L’accordo raggiunto tra l’Amministrazione e i proprietari dei lotti – privati cittadini, la società Solid Foundation S.r.l. e la medesima Parrocchia di S. Biagio – eviterà all’Ente l’insidia di lunghi e onerosi contenziosi legali. Le aree, in quanto pertinenziali e sottoposte a vincoli, sono state valutate come inedificabili, applicando i parametri previsti per le zone di edilizia economica e popolare (50 euro al metro quadrato). Il procedimento si conclude con un esborso complessivo per le casse pubbliche pari a 191.165,28 euro, cifra che include le maggiorazioni di legge del 10% per l’accettazione volontaria della cessione e le dovute indennità coloniche e per i manufatti preesistenti.

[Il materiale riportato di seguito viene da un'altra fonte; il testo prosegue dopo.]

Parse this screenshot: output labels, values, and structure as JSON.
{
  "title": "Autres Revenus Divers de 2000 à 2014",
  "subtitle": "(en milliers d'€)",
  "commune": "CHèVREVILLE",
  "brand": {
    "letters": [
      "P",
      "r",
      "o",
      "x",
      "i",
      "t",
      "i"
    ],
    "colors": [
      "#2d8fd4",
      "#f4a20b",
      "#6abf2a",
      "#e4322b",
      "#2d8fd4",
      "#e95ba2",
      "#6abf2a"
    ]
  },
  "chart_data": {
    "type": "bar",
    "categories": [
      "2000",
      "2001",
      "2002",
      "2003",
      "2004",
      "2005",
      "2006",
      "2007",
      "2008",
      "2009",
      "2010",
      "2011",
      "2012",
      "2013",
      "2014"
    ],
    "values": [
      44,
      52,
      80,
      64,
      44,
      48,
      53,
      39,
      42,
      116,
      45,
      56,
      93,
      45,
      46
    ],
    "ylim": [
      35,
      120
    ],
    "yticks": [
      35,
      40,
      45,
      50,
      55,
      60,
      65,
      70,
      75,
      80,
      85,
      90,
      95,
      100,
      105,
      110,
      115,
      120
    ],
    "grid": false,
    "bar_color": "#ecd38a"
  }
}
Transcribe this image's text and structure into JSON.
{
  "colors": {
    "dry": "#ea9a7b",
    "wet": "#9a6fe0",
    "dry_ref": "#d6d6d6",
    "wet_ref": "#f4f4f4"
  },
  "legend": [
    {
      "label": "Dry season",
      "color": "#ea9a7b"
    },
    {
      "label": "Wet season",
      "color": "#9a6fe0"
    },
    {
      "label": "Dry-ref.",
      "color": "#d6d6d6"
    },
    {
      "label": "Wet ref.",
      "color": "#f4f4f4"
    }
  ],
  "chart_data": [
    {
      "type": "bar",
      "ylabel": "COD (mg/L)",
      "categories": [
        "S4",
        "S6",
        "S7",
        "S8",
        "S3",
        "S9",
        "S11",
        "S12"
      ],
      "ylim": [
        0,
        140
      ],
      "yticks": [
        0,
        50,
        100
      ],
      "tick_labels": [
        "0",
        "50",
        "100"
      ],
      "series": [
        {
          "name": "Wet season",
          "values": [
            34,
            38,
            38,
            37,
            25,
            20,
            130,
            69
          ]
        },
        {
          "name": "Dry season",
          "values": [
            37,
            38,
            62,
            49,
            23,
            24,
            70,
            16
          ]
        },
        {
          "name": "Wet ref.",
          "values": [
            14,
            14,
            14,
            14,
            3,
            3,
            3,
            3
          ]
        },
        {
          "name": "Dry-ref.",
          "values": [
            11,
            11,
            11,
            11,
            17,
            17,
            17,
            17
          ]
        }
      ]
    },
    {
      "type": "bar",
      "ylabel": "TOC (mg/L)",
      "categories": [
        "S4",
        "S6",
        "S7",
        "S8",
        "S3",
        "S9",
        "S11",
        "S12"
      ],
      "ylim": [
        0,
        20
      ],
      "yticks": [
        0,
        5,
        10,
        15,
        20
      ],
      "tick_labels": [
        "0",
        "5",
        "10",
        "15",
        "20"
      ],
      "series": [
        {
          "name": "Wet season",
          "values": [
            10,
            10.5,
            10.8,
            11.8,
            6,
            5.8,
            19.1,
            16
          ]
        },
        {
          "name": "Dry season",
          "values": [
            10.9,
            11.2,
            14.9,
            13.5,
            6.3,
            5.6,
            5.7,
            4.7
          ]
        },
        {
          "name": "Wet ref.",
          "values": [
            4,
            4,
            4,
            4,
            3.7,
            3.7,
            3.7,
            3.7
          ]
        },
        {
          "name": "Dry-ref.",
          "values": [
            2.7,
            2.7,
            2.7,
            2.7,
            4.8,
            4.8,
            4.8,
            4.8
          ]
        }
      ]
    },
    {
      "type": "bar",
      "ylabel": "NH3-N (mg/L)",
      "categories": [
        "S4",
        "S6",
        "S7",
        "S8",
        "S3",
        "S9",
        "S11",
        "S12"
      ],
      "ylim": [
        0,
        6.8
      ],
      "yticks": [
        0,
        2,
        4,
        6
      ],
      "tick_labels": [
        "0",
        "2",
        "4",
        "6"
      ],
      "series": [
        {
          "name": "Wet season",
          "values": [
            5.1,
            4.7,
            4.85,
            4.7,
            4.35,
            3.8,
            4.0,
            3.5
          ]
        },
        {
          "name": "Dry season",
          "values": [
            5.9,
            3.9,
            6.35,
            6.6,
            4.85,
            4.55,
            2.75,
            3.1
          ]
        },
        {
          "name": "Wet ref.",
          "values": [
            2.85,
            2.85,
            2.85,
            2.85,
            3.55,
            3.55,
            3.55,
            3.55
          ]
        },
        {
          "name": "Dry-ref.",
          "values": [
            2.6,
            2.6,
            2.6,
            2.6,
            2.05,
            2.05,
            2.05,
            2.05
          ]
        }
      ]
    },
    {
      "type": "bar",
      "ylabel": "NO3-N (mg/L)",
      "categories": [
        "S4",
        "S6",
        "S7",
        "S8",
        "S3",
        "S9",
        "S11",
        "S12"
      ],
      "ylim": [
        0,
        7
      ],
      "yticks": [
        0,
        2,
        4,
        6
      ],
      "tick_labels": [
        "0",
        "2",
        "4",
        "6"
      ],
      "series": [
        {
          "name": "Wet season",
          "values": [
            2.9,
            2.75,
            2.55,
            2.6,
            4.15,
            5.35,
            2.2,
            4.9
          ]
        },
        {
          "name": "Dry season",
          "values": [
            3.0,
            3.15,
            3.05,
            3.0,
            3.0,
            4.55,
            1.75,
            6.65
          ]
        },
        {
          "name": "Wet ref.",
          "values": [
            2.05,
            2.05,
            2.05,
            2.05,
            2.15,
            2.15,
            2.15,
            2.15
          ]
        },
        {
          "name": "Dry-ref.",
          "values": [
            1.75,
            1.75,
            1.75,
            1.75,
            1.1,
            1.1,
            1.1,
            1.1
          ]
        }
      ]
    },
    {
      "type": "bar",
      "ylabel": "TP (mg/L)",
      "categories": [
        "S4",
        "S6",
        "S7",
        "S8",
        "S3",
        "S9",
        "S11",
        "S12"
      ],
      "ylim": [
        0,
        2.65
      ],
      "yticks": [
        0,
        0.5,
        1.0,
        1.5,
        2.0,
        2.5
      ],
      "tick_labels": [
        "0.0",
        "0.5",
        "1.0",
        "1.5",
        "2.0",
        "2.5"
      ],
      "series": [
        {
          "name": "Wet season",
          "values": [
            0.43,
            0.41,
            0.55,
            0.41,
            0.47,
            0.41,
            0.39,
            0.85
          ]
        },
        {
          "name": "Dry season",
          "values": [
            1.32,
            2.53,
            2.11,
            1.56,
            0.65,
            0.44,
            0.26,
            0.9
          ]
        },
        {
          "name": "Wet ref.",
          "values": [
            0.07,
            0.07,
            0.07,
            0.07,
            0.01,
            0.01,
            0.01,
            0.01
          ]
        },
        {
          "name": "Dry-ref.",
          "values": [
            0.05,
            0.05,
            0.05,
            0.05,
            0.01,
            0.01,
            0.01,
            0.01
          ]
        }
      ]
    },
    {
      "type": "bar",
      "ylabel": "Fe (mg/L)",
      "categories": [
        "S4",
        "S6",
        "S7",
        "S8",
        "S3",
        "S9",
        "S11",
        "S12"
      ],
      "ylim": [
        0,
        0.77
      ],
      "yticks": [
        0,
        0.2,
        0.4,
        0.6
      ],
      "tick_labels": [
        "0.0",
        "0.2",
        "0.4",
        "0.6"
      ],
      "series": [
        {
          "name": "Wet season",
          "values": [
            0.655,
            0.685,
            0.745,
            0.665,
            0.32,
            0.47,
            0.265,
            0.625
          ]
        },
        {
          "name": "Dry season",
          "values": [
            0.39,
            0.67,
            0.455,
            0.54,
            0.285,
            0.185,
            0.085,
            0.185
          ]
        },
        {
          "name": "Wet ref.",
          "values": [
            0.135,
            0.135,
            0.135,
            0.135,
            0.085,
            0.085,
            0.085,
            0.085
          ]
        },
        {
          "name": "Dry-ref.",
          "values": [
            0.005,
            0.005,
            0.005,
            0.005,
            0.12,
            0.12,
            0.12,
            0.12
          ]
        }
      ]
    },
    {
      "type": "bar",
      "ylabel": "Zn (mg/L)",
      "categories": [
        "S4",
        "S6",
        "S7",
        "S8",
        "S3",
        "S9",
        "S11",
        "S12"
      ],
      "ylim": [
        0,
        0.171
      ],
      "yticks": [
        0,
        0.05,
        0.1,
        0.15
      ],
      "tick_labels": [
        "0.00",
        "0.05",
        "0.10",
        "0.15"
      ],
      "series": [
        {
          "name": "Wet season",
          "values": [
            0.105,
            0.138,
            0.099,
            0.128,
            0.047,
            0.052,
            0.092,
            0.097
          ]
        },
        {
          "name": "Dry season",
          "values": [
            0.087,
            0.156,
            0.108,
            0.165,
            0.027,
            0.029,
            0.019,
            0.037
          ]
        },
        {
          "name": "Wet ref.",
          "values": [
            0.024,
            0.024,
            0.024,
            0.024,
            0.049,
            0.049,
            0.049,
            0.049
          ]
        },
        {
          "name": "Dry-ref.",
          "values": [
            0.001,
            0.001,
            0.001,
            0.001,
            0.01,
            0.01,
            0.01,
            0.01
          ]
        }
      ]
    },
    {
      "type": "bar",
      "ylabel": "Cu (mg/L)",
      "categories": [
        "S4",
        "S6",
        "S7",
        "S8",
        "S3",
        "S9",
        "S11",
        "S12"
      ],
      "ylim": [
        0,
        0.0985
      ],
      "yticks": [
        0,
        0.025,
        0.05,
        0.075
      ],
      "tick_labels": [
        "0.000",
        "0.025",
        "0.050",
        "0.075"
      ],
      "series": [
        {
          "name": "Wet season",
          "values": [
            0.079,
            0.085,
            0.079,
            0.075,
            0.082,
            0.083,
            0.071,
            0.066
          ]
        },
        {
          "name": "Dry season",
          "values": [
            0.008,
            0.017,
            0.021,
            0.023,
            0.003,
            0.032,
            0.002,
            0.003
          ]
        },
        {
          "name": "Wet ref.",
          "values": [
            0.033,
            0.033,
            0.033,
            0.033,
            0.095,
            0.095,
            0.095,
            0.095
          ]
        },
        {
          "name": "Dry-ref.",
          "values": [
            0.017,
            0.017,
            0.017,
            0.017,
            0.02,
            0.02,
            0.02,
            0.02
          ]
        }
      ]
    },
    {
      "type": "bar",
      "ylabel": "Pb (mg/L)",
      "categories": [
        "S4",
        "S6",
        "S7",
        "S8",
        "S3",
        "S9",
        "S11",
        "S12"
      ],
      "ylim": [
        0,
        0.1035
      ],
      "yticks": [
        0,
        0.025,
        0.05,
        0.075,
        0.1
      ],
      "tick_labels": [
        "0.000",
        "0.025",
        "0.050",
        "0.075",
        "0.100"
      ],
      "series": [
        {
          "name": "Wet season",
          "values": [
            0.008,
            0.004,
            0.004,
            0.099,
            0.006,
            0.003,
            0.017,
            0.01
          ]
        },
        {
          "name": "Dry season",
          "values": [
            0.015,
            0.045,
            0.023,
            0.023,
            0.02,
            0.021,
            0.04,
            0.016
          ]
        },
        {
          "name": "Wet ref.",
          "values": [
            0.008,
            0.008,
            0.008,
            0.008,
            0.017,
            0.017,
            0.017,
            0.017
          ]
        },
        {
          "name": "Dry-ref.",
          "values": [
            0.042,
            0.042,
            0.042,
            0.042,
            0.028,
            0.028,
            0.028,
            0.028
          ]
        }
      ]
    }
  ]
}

Tuttavia, la mera chiusura di questa fase cartacea evidenzia le croniche latenze della macchina comunale. I fondi regionali necessari alla realizzazione dell’infrastruttura (380.000 euro su un quadro economico totale di 480.000 euro) furono infatti assegnati e incamerati già nel settembre del 2021. Non solo: l’appalto per l’esecuzione dei lavori risulta formalmente aggiudicato al Consorzio Stabile Icon S.c.a.r.l. sin dal maggio del 2025.
Oggi, a distanza di sedici mesi dall’aggiudicazione della gara d’appalto, a cinque anni dall’ottenimento del finanziamento e a ben dieci anni dall’ideazione del progetto, l’Amministrazione si trova a dover ancora formalizzare dal notaio l’acquisizione dei suoli. Un traguardo burocratico che viene registrato agli atti, mentre la cittadinanza continua ad attendere, con comprensibile disincanto, l’effettivo avvio dei lavori.